“Os 100 Melhores Planos do Cinema – 100 Autores, 100 Planos”: um livro que é uma lição de cinema
Há epifanias que dão coisas assim. No caso, a de Nélson Araújo, ocorrida durante a pandemia, e que haveria de germinar num livro capaz de “estabelecer um diálogo” com o ‘outro’. A única premissa é que seria ditado por essa coisa esquisita que dá pelo nome de cinema. O resultado são Os 100 Melhores Planos do Cinema – 100 Autores, 100 Planos.
A história (e o convite) surgiu por um email recebido em Março passado. Mencionava uma publicação em que se “convida 99 pessoas a escolherem um plano (fragmento fílmico situado entre o corte de montagem) que considerem significativo, do ponto de vista da aplicação da linguagem cinematográfica, justificando aquela opção num pequeno texto”. Posso contar com a sua participação? Assim terminava e assim se concretizava o repto. Próximo do desafio de um Cadavre Exquis.

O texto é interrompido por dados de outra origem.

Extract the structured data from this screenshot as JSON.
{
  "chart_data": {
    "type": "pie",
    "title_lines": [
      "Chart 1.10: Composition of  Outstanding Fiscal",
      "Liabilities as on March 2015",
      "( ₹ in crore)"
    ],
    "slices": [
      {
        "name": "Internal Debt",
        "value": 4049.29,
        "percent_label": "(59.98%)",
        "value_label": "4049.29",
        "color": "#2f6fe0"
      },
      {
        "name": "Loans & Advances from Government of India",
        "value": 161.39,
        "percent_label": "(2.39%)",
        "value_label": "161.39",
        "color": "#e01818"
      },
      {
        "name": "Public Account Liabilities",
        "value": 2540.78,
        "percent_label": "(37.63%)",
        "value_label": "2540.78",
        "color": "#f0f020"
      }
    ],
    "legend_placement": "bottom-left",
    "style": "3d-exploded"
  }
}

Travellings, planos-sequência, panorâmicas, plongés… No fundo, decisões de colocação e uso da câmara que, uma vez editadas, transmitem a linguagem do cinema. É assim entre o plano assombrado de um segundo em Vestida para Matar, de Brian De Palma, proposto por Eurico de Barros, e o filme-plano de 96 minutos, do filme A Arca Russa, de Alexander Sokurov, por mim escolhido, que se ergue toda uma constelação de excertos que vai escavando em redor daquilo que Godard definiu como algo próximo de um jogo entre a vida e a morte, ou seja, entre a ‘ação’ e o ‘corta!’. Por certo, este livrinho (ainda são mais de 400 páginas!) poderia servir como uma proposta filmológica alimentada por muitos dos docentes e investigadores que compõe a lista de autores; ou até uma sugestão de leituras analíticas referidas por outros tantos críticos aqui reunidos.

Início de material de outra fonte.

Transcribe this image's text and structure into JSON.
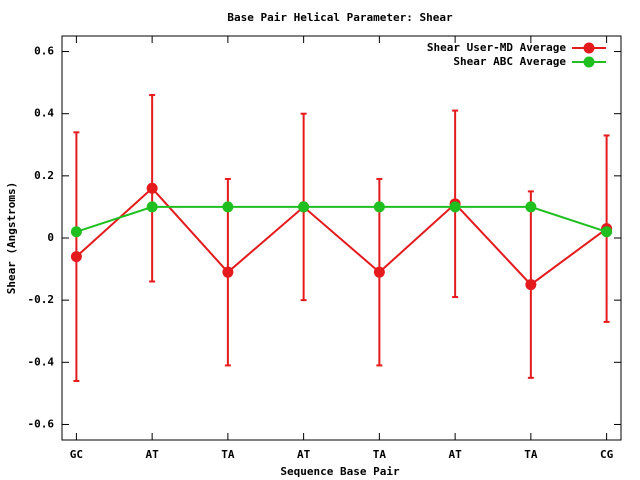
{
  "chart_data": {
    "type": "line",
    "title": "Base Pair Helical Parameter: Shear",
    "x_label": "Sequence Base Pair",
    "y_label": "Shear (Angstroms)",
    "categories": [
      "GC",
      "AT",
      "TA",
      "AT",
      "TA",
      "AT",
      "TA",
      "CG"
    ],
    "series": [
      {
        "name": "Shear User-MD Average",
        "color": "#e41a1c",
        "values": [
          -0.06,
          0.16,
          -0.11,
          0.1,
          -0.11,
          0.11,
          -0.15,
          0.03
        ],
        "errors": [
          0.4,
          0.3,
          0.3,
          0.3,
          0.3,
          0.3,
          0.3,
          0.3
        ]
      },
      {
        "name": "Shear ABC Average",
        "color": "#1fbf1f",
        "values": [
          0.02,
          0.1,
          0.1,
          0.1,
          0.1,
          0.1,
          0.1,
          0.02
        ]
      }
    ],
    "ylim": [
      -0.65,
      0.65
    ],
    "yticks": [
      -0.6,
      -0.4,
      -0.2,
      0,
      0.2,
      0.4,
      0.6
    ],
    "legend": "top-right"
  }
}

Podemos procurar elementos casuais, como “o teatro em metamorfose cinematográfica”, invocado pelo professor e investigador Eduardo Paz Barroso, em Cenas da Vida Conjugal, de Bergman, ou o perturbante ‘espelho’ dado pela própria televisão em Tudo o que o Céu Permite, de Douglas Sirk, oferecido pelo cineasta Jorge Cramez; há ainda o cinema ortopédico de Robert Bresson, selecionado por Maria do Rosário Lupi Bello, em Diário de um Pároco da Aldeia, em que a mão capta o gesto e toda a atenção; a docente Maria Irene Aparício debruça-se sobre “um dos planos mais belos do cinema”, ao revelar-nos o “grito silencioso” da personagem de Chishu Ryu, sucumbindo depois de descascar uma maça (que foi uma vida inteira!) em Primavera Tardia, de Yasujiro Ozu; ou a descoberta mítica do próprio cinema, aflorada por Nelson Araújo, em O Desprezo, de Godard, na ascensão do ator Michel Piccoli em que a História e ‘todo’ o cinema se mostra em plena criação. E há, claro, as paixões assolapadas, que jamais nos largarão (e têm de ser mencionadas): o crítico João Antunes regressa ao bar de Vienna para o diálogo mítico com um tal Johnny Guitar, ou ao filme-fétiche do crítico e programador Ricardo Vieira Lisboa, em Rebecca, de Hitchcock, ou a sequência que cristaliza um género de terror, em Halloween, exorcizado por Luís Mendonça. Isto só para citar alguns, sendo que toda a centena de planos seria mencionável.
E planos portugueses? Sim, claro. Muitos. O ‘icónico’ Verdes Anos, de Paulo Rocha, invocado por Paulo Cunha, ou O Cerco, de Cunha Telles, recordado por Leonor Areal; há ainda João César Monteiro (Ana Vera, Catarina Maia), o inevitável Oliveira (Rita Benis, José Quinta Ferreira), Quaresma, com a finesse de Álvaro de Morais (Paulo Carneiro) mas também o culto em redor de O Sangue, de Pedro Costa (Daniel Ribas), ou atualização em Sangue do Meu Sangue, de Canijo (Filipe Lopes). Até Morrer como um Homem, João Pedro Rodrigues (José Bértolo).
É talvez nesta deambulação desordenada que a ideia de ‘cadáver esquisito’ vai assumindo os seus contornos. Como um plano diabólico em 24 imagens por segundo. Em que a viagem se faz à medida do leitor, ordenadamente, folheando, ou desordenadamente, procurando obter uma visão, ainda que obtusa, mas uma visão (ou um plano?), às vezes, com necessidade de confirmar alguns segmentos, tanto ligando aos autores como aos filmes. Mas com a vontade de lhe conhecer os limites. De consumir este livro, que bem poderia ser um filme.